A Say on Climate (or at least the ones we’ve seen so far) is an energy transition strategy presented by management on how it wants to deal with the challenges around climate change. Shareholders get to vote on these plans according to whether they think the company is on a sensible trajectory to decarbonize, or needs to go back to the drawing board.
In most cases, the items for an AGM agenda that are presented by management deal with governance-related items, such as the election of board members and their remuneration. Environmental or social issues are not often included unless an investor – or a group of them – is successful in filing a shareholder resolution. These resolutions often ask for a specific report or policy on a ESG issue such as closing gender pay gaps, receiving reports about lobbying activities, and also the development of climate change strategies. A Say on Climate is a novelty, as it means management now tables a proposal on a sustainability topic themselves.
The Say on Climate vote has similar potential to the Say on Pay vote. If shareholders get a frequent vote on a climate proposal, this will eventually trigger best practices, more disclosure and accountability on a company’s climate plans. When shareholders have to vote on something, they want to understand what they are voting for. Drawing the analogy with Say on Pay, one could argue that executive pay has not been successfully driven down over the years, but at least reporting on it has improved, and in many instances shareholders have been able to push for improvements in the design of remuneration policies.
Dilemmas and discussion between investors
Even if the Say on Climate has the potential to improve a company’s accountability on climate change, not everyone is in favor of these new types of votes. Some argue that such a vote prevents management from making further changes on climate change if necessary, or even that shareholders would become liable for climate change if they approve such plans.
Therefore, it is important for management to clarify what a shareholder is voting for. If the intention is to gauge their shareholders’ approval of their climate plans, an advisory vote based on a climate report is more practical. Management proposals also sometimes compete against shareholders’ own proposals on climate. It is then up to the investor to decide which ones to approve.
We have generally supported these proposals if they meet a set of criteria, including whether the company has set a net zero ambition, and if it has presented concrete plans for achieving it using long-, intermediate- and short-term targets. Additionally, we require the proposal to be based on Paris-aligned scenario analysis, and that progress is reported in line with the Task Force on Climate-related Financial Disclosures (TCFD) framework. In cases where there were no Say on Climate proposals that met our criteria, we did mostly vote in favor of any other shareholders’ proposals on climate.
High support rates
The first Say on Climate votes passed with broad shareholder support. One of the companies that gained the highest support rate for its climate strategy was Unilever, which received a whopping 99% backing for its proposals. Several companies that are in traditionally high-carbon sectors also received significant support from shareholders: Total got 92% backing, Royal Dutch Shell received 88% support for its energy transition plan, and Glencore received 94% approval. Canadian National Railways which was one of the first companies to present shareholders with a Say On Climate proposal, received 92% support.
What do these initial cases tell us so far? That shareholders are giving companies an easy pass on climate practices? It might look like that, but this is not necessarily the case. There are several reason to be optimistic about the usefulness of such a vote.
The companies that have presented Say on Climate votes have done so voluntarily. They are therefore more likely to be more comfortable than others in presenting their climate plans compared to peers who are still struggling. Should laggards put their plans up for a vote, it is likely that those plans would face more opposition. Yet, as long as these votes are voluntary, this is not likely to happen any time soon.
Frameworks still need developing
Additionally, for many shareholders these proposals are new. Best practice guidelines, policy frameworks and voting principles still need to be developed. Once those take more shape, shareholders are likely to vote against when they believe plans for implementation are not detailed enough, or that companies are not making sufficient progress if climate targets are not set with the appropriate timing, scope or ambition.

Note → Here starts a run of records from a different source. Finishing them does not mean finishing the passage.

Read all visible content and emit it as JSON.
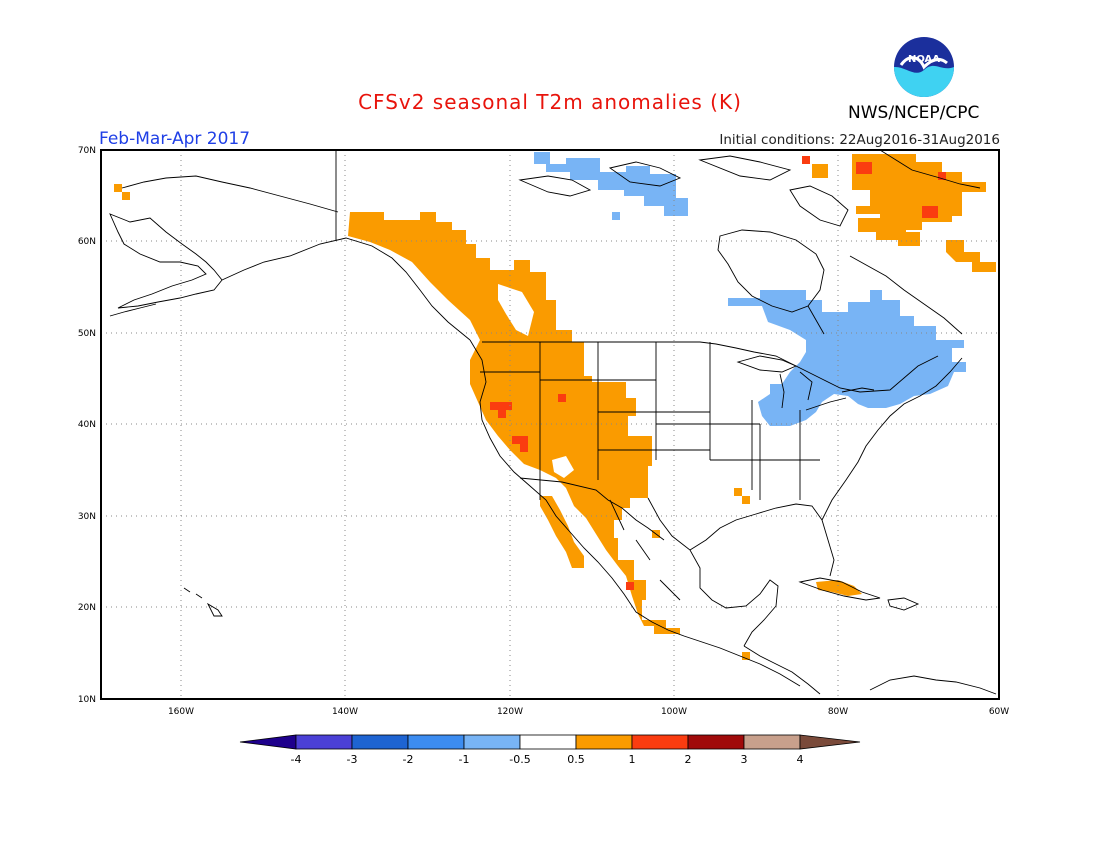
{
  "header": {
    "title": "CFSv2 seasonal T2m anomalies (K)",
    "period": "Feb-Mar-Apr 2017",
    "initial_conditions": "Initial conditions: 22Aug2016-31Aug2016",
    "organization": "NWS/NCEP/CPC",
    "logo_text": "NOAA"
  },
  "map": {
    "projection": "lat-lon",
    "lon_range": [
      -172,
      -60
    ],
    "lat_range": [
      10,
      70
    ],
    "lat_ticks": [
      "10N",
      "20N",
      "30N",
      "40N",
      "50N",
      "60N",
      "70N"
    ],
    "lon_ticks": [
      "160W",
      "140W",
      "120W",
      "100W",
      "80W",
      "60W"
    ],
    "grid": "dotted"
  },
  "colorbar": {
    "labels": [
      "-4",
      "-3",
      "-2",
      "-1",
      "-0.5",
      "0.5",
      "1",
      "2",
      "3",
      "4"
    ],
    "colors": {
      "lt_minus4": "#1e008c",
      "m4_m3": "#4b40d6",
      "m3_m2": "#1e64d2",
      "m2_m1": "#3c8cf0",
      "m1_m05": "#78b4f5",
      "m05_05": "#ffffff",
      "p05_p1": "#fa9b00",
      "p1_p2": "#fa3c10",
      "p2_p3": "#a00a0a",
      "p3_p4": "#c8a08c",
      "gt_p4": "#7a4a3a"
    }
  },
  "anomaly_regions": [
    {
      "name": "western-north-america-warm",
      "category": "0.5 to 1"
    },
    {
      "name": "northeast-canada-warm",
      "category": "0.5 to 1"
    },
    {
      "name": "great-lakes-quebec-cool",
      "category": "-1 to -0.5"
    },
    {
      "name": "arctic-archipelago-cool",
      "category": "-1 to -0.5"
    },
    {
      "name": "cuba-warm",
      "category": "0.5 to 1"
    },
    {
      "name": "california-nevada-hot-spots",
      "category": "1 to 2"
    },
    {
      "name": "northeast-canada-hot-spots",
      "category": "1 to 2"
    }
  ]
}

The more Say on Climate votes that we see, the easier it will become to identify differences in quality between these plans. Similar to Say on Pay, it is important that a feedback mechanism exists: voting on Say on Climate proposals needs to be accompanied by advice from investors. Without explaining how plans should be further improved, just voting against an agenda item does not tell management what to do better.

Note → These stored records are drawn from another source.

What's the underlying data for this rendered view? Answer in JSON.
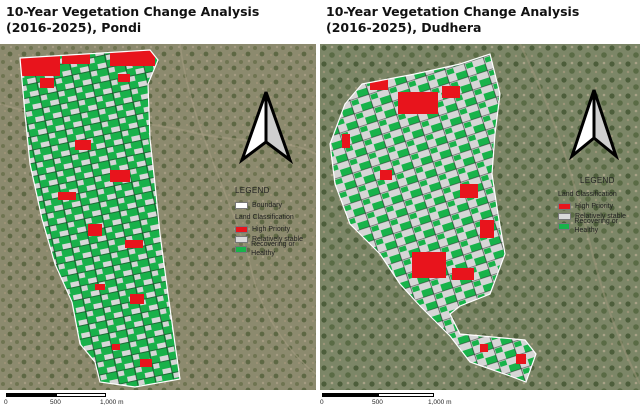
{
  "colors": {
    "high_priority": "#e8141c",
    "relatively_stable": "#d9d9d9",
    "recovering": "#18b34a",
    "boundary": "#ffffff"
  },
  "left_map": {
    "title_line1": "10-Year Vegetation Change Analysis",
    "title_line2": "(2016-2025), Pondi",
    "north_arrow_icon": "north-arrow-icon",
    "legend": {
      "title": "LEGEND",
      "boundary_label": "Boundary",
      "classification_label": "Land Classification",
      "items": [
        "High Priority",
        "Relatively stable",
        "Recovering or Healthy"
      ]
    },
    "scale": {
      "labels": [
        "0",
        "500",
        "1,000 m"
      ]
    }
  },
  "right_map": {
    "title_line1": "10-Year Vegetation Change Analysis",
    "title_line2": "(2016-2025), Dudhera",
    "north_arrow_icon": "north-arrow-icon",
    "legend": {
      "title": "LEGEND",
      "classification_label": "Land Classification",
      "items": [
        "High Priority",
        "Relatively stable",
        "Recovering or Healthy"
      ]
    },
    "scale": {
      "labels": [
        "0",
        "500",
        "1,000 m"
      ]
    }
  }
}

Are Say on Climate proposals here to stay? We expect additional companies to introduce them once they are comfortable enough to publish an energy transition plan, and are confident that they can gain support. Shareholders could support this by asking for such votes in their engagements with companies.
Another push could come from further institutionalization of a shareholder vote, like we have seen with remuneration votes in the US and EU. We will closely monitor such developments in the coming years, as these are likely to take some time.
The 2021 AGM season has already been exceptional, as all meetings were virtual and many companies were heavily impacted by Covid-19. We hope to say goodbye to the pandemic-related complexities of the 2021 AGM season, but we hope that Say on Climate is here to stay.